Structural bioinformatics:

• Homology modeling based on related proteins like BIG and Golgi brefeldin A resistance factors

• Molecular docking to identify potential interaction interfaces with partners like Dop1

• Molecular dynamics simulations to understand conformational dynamics

Network analysis:

• Protein-protein interaction network construction

• Integration of multi-omics data to place MON2 in biological pathways

• Genetic interaction network analysis

Evolutionary analysis:

• Comparative genomics across species (MON2 is conserved from humans to protozoa)

• Analysis of selection pressures on different domains

• Identification of co-evolving protein families

Machine learning applications:

• Prediction of post-translational modification sites

• Identification of trafficking motifs or localization signals

• Integration of diverse data types to predict condition-specific functions

The extensive homology of MON2 "with the noncatalytic parts of both the BIG and Golgi brefeldin A resistance factor subfamilies of Arf GEFs" provides a solid foundation for computational approaches, particularly structural modeling and evolutionary analyses.

What emerging technologies will advance understanding of MON2 functions?

Cutting-edge technologies that could drive MON2 research forward include:

Advanced imaging approaches:

• Lattice light-sheet microscopy for high-speed 3D imaging of trafficking events

• Super-resolution microscopy (STORM, PALM, STED) to resolve suborganelle localization

• Correlative light and electron microscopy (CLEM) to connect dynamics with ultrastructure

Proximity labeling technologies:

• TurboID or miniTurbo for rapid biotin labeling of proteins near MON2

• Split-TurboID systems to detect specific interaction events

• APEX2 proximity labeling for electron microscopy visualization

Optogenetic and chemical-genetic tools:

• Optogenetic recruitment or inactivation of MON2 at specific organelles

• Rapidly degradable MON2 variants using systems like dTAG

• Chemically induced dimerization to manipulate MON2 interactions

Single-cell approaches:

• Single-cell proteomics to analyze MON2 levels across cell populations

• Spatial transcriptomics to map MON2 expression in tissues

• Single-cell metabolomics to correlate MON2 function with metabolic states

These technologies would be particularly valuable for understanding the dynamic translocation of MON2 during starvation and its relationship to autophagy and longevity pathways.

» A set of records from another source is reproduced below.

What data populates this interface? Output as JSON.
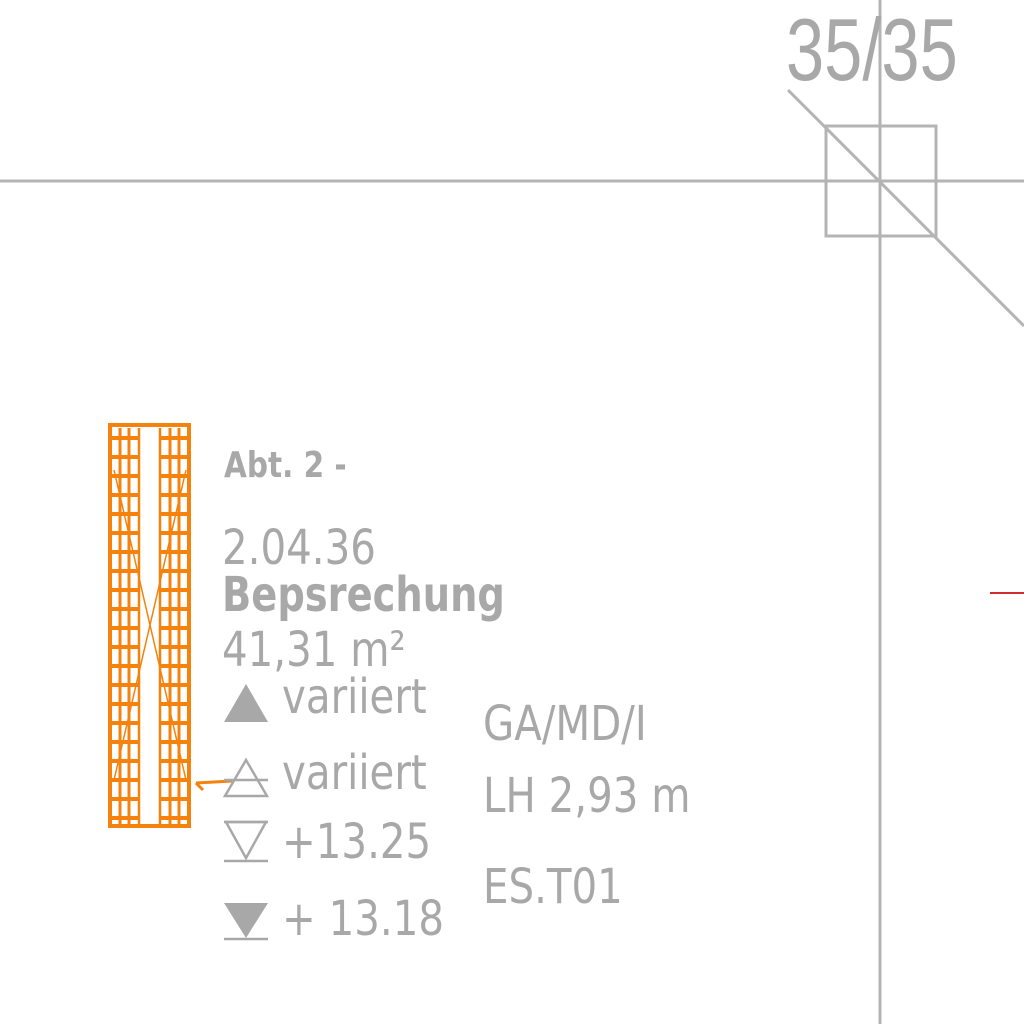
{
  "colors": {
    "text_gray": "#a8a8a8",
    "line_gray": "#b4b4b4",
    "wall_orange": "#f5820d",
    "red_mark": "#d22d2d"
  },
  "grid": {
    "column_label": "35/35"
  },
  "room": {
    "department": "Abt. 2 -",
    "number": "2.04.36",
    "name": "Bepsrechung",
    "area": "41,31 m²",
    "levels": [
      {
        "icon": "filled-up-triangle-icon",
        "value": "variiert"
      },
      {
        "icon": "outline-up-triangle-icon",
        "value": "variiert"
      },
      {
        "icon": "outline-down-triangle-icon",
        "value": "+13.25"
      },
      {
        "icon": "filled-down-triangle-icon",
        "value": "+ 13.18"
      }
    ]
  },
  "codes": [
    "GA/MD/I",
    "LH 2,93 m",
    "ES.T01"
  ]
}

How can researchers best study the interplay between MON2 and mitochondrial function?

The connection between MON2 and mitochondrial function represents an important area for future research:

Evidence for MON2-mitochondria connections:

• MON-2 is required for longevity of mitochondrial respiration mutants

• Mitochondrial isp-1 mutation increases MON-2 protein levels post-transcriptionally

• MON2 contributes to organismal longevity through communication among mitochondria, the Golgi, and autophagosomes

Methodological approaches:

• Mitochondrial morphology and function analysis in MON2-deficient models

• Tracking of mitochondria-derived vesicles and their interaction with the Golgi

• Investigation of mitophagy processes in relation to MON2 function

• Analysis of retrograde signaling from mitochondria to the nucleus in MON2 mutants

The observation that MON2 is required for the longevity conferred by inhibition of mitochondrial respiration suggests a potential role in mitonuclear communication that warrants further investigation.